Sunday, April 4, 2010

In the twilight zone with Coetzee

What it's like to delve into the heart of darkness with a great author…

I have just read two books by J.M.Coetzee in quick succession and I wonder how long it will be before I can pick up a book by another author and not fling it away as meaningless. I know that I will recover and the spell that Coetzee has created will pass; in time the whirlwind will die down, the mind will stop trying to hold on to phantom images floating in the half-light or to find rational answers to questions that are not meant to have any answers.

But for the moment, I drift with Coetzee in the twilight zone — somewhere between life and death, between the known and the unknown, between certainty and doubt.

Led by Dostoevsky
In the first of the two books, The Master of Petersburg, one is led there by none other than Dostoevsky himself, who has, in this imagined episode, been called back to Petersburg from Dresden by the death of his stepson. Petersburg was never just another city to Russian writers. Gogol portrayed it as the capital of alienation, illusion and deception in his soul crushing Tales of Petersburg, a city where human greed and vanity ruled supreme. And Dostoevsky, credited with saying that the whole of Russian literature came out of Gogol's Overcoat, added a dimension of fantasy to the city. In the fevered imagination of his characters, it became a fog-bound city of hallucinations, visions and dreams; its long summer daylight could not only enchant but also play havoc on sleepless minds and tortured nerves.

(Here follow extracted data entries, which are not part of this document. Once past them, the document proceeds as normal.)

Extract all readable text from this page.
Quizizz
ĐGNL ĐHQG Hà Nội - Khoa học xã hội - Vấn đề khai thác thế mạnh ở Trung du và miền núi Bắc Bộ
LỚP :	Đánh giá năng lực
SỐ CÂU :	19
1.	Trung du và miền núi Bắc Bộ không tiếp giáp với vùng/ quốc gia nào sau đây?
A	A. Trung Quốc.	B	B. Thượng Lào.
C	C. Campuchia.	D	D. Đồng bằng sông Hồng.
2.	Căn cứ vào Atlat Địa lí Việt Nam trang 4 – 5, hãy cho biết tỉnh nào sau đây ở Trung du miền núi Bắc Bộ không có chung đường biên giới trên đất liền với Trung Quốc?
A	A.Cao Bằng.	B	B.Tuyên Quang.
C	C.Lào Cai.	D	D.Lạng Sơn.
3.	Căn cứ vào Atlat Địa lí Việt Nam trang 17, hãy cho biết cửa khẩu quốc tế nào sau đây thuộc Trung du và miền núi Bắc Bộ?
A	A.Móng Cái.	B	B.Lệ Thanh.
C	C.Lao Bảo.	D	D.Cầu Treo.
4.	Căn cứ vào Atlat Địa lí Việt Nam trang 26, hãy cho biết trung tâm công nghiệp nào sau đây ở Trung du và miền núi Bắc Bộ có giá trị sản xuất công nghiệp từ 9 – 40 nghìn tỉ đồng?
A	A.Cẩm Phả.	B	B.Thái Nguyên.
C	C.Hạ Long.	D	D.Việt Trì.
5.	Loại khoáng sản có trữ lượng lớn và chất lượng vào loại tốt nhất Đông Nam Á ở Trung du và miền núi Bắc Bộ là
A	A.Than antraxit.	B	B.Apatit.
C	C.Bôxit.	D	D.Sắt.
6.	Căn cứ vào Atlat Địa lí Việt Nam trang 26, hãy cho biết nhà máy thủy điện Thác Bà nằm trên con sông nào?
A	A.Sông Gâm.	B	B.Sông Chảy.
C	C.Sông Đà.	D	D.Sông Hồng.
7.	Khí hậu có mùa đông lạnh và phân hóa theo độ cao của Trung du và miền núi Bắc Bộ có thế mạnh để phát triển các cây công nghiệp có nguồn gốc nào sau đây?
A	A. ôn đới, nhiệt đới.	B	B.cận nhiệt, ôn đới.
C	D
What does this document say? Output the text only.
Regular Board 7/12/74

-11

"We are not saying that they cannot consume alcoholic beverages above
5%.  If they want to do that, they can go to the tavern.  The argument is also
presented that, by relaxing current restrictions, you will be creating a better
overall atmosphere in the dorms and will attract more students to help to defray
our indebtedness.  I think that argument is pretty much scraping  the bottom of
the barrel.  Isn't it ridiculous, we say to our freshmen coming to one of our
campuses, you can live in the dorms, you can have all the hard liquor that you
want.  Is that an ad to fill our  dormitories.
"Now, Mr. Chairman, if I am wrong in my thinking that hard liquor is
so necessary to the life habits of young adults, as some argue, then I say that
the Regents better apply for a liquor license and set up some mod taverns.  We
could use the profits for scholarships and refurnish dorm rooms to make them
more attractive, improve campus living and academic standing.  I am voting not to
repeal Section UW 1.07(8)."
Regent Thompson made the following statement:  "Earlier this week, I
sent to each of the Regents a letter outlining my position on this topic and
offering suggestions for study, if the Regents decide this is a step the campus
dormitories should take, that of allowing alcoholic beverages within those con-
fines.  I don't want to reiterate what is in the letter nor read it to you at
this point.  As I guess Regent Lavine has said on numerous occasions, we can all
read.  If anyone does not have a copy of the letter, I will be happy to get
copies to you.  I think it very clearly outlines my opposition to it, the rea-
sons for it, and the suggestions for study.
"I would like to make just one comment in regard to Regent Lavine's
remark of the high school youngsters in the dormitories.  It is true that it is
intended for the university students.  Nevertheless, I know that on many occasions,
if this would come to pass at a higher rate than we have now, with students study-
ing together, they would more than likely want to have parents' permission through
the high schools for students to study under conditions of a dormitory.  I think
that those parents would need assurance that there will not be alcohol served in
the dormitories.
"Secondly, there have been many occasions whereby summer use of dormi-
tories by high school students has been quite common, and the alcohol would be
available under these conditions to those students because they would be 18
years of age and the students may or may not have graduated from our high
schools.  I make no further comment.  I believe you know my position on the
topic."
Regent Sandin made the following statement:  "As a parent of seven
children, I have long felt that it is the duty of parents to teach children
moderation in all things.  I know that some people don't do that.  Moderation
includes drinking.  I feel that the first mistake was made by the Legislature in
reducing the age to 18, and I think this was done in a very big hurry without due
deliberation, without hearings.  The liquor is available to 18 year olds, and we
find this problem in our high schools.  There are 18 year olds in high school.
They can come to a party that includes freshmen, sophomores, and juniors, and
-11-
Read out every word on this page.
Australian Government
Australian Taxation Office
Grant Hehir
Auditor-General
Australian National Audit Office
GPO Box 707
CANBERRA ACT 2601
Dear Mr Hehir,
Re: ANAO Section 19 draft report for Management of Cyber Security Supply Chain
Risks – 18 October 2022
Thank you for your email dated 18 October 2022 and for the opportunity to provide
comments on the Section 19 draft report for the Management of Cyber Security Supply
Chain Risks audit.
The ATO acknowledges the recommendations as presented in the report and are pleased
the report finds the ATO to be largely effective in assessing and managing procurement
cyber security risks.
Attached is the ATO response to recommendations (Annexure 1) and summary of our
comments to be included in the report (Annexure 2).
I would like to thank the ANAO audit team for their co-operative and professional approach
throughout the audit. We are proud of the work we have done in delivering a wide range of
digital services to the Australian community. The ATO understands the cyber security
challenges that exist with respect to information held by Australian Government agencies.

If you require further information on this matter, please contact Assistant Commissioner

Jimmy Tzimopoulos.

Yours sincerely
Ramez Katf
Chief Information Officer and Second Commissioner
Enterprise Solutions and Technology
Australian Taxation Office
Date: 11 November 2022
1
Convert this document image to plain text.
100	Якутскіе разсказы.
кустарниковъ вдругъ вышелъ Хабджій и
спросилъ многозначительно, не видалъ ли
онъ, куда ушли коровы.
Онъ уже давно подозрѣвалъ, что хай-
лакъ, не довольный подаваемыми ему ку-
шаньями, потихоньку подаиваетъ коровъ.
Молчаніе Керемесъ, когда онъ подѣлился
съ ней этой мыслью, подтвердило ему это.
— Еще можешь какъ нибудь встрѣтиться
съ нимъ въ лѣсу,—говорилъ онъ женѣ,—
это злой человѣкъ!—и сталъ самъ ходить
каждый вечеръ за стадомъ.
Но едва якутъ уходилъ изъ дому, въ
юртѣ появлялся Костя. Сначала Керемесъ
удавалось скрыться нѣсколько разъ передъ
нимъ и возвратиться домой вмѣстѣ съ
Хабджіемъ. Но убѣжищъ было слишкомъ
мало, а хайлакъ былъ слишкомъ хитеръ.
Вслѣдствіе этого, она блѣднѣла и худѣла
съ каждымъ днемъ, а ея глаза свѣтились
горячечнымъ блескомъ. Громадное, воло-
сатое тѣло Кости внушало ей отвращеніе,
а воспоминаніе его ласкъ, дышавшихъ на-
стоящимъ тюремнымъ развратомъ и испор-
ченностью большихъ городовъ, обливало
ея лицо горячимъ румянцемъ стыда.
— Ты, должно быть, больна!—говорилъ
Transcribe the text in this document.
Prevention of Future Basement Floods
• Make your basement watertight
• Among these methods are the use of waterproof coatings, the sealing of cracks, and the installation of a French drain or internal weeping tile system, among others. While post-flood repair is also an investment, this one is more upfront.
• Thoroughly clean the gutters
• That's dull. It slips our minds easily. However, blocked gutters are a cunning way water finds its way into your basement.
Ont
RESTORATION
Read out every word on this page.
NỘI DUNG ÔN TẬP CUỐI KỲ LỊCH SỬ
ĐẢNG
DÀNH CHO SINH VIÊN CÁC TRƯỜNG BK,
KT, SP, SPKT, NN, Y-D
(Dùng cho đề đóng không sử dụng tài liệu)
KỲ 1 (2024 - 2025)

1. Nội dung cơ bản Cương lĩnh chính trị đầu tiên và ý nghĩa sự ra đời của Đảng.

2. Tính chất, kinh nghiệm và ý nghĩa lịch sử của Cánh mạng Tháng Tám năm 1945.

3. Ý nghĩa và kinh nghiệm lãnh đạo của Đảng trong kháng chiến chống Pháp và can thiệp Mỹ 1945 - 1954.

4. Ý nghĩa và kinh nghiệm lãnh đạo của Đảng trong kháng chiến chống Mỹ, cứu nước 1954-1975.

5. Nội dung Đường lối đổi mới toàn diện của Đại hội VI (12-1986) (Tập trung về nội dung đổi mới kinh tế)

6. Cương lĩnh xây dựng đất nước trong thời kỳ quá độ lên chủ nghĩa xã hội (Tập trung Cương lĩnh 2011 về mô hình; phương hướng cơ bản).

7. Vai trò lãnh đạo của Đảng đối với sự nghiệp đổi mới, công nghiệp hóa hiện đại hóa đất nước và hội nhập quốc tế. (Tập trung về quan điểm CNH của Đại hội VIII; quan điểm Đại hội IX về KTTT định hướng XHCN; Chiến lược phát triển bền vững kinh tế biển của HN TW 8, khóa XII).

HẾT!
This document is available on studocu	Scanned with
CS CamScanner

In Coetzee's novel, the ghostly visions of this city are always at hand as Dostoevsky struggles to come to terms with the death of his stepson, in the process entering headlong into unexpected political intrigue and conflict. He takes over the room where his son lodged and forges ambiguous relationships with the landlady and her young daughter, to whom his son was not just a lodger but a hero, a revolutionary in the making, a man recovering from a lost childhood, even from a selfish step-father.